ASKARA - Mantan Menteri Kesehatan Siti Fadilah Supari menyebut kebijakan pemerintah menerapkan Pemberlakuan Pembatasan Kegiatan Masyarakat (PPKM) level 3 untuk Natal 2021 dan Tahun Baru 2022 (Nataru) tidak berdasarkan kajian ilmiah.

"Kemungkinan, tidak ada yang meneliti. Semuanya serba tidak diteliti, tapi kemudian ada statement yang sangat mengagetkan. Desember akan terjadi lonjakan karena ada Natal dan tahun baru. Wah, itu sepertinya sudah dari hasil penelitian," kata Siti Fadilah Supari saat diwawancarai Karni Ilyas di Youtube dikutip Kamis (25/11). 

Menurut Siti Fadilah, tidak ada hasil penelitian apapun hingga diambil kebijakan tersebut.

"Kembali ke (PPKM) level 3, konsekuensinya cukup berat untuk ekonomi rakyat. Kalau untuk elite, ekonominya masih lancar. Tapi kalau rakyat yang buka restoran, toko-toko di mal, warung, mau berdiri (bangkit) sudah dibatasi lagi," ujarnya.

Siti Fadilah berpandangan, pemerintah perlu membuat perhitungan saat kasus Covid-19 meledak seperti bulan Juli 2021, sehingga diperlukan ambil langkah antisipasinya. Seperti memperkuat persediaan oksigen hingga kematiannya jangan sampai meledak.

"Inilah yang harus dipersiapkan pemerintah. Bukannya menekan rakyat lagi untuk level 3. Itu konsekuensinya cukup berat. Karena yang baru recovery belum berdiri tegak, sudah ditebang lagi," imbuhnya.

Sebelumnya, Menko Kemaritiman dan Investasi (Menko Marves) Luhut Binsar Pandjaitan menyebut, penerapan PPKM level 3 yang mulai diberlakukan 24 Desember 2021-2 Januari 2022 berdasarkan kajian yang matang.

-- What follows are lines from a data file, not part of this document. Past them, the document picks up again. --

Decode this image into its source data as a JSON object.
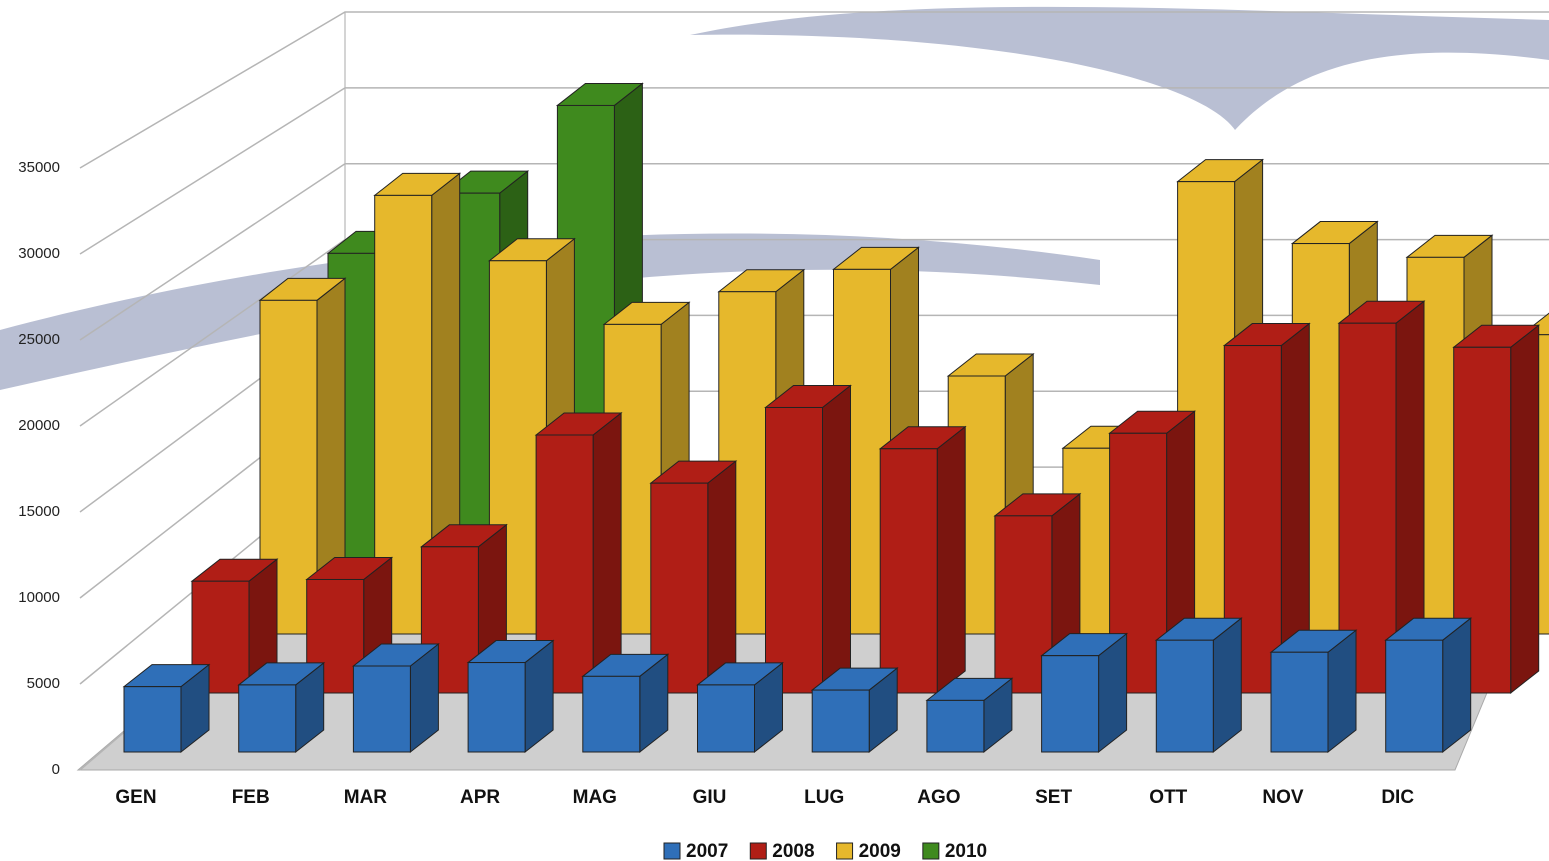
{
  "chart_data": {
    "type": "bar3d",
    "categories": [
      "GEN",
      "FEB",
      "MAR",
      "APR",
      "MAG",
      "GIU",
      "LUG",
      "AGO",
      "SET",
      "OTT",
      "NOV",
      "DIC"
    ],
    "series": [
      {
        "name": "2007",
        "color": "#2f6fb8",
        "values": [
          3800,
          3900,
          5000,
          5200,
          4400,
          3900,
          3600,
          3000,
          5600,
          6500,
          5800,
          6500
        ]
      },
      {
        "name": "2008",
        "color": "#b01e16",
        "values": [
          6500,
          6600,
          8500,
          15000,
          12200,
          16600,
          14200,
          10300,
          15100,
          20200,
          21500,
          20100
        ]
      },
      {
        "name": "2009",
        "color": "#e6b82c",
        "values": [
          19400,
          25500,
          21700,
          18000,
          19900,
          21200,
          15000,
          10800,
          26300,
          22700,
          21900,
          17400
        ]
      },
      {
        "name": "2010",
        "color": "#3f8a1e",
        "values": [
          18700,
          22200,
          27300,
          null,
          null,
          null,
          null,
          null,
          null,
          null,
          null,
          null
        ]
      }
    ],
    "ylim": [
      0,
      35000
    ],
    "yticks": [
      0,
      5000,
      10000,
      15000,
      20000,
      25000,
      30000,
      35000
    ],
    "grid": true
  }
}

"Jadi jangan dikatakan bolak-balik (berubah). Tidak sama sekali. Jadi saya sampaikan, proses pengambilan keputusan itu sudah science and art. Data dan kemudian bagaimana kita membaca data itu," katanya dalam keterangan pers di akun Youtube Sekretariat Presiden.

Berdasarkan data ilmiah itu, pemerintah sudah cukup percaya diri mengeluarkan kebijakan PPKM level 3.

"Kami sangat confidence, jernih melihat ini. Varian Delta AY ini 15 persen lebih ganas dari pada Delata Varian sekarang. Kalau ada di antara keluarganya yang pengen kena (Covid-19)lagi silakan leha-leha, tapi saya tidak mau," ucapnya.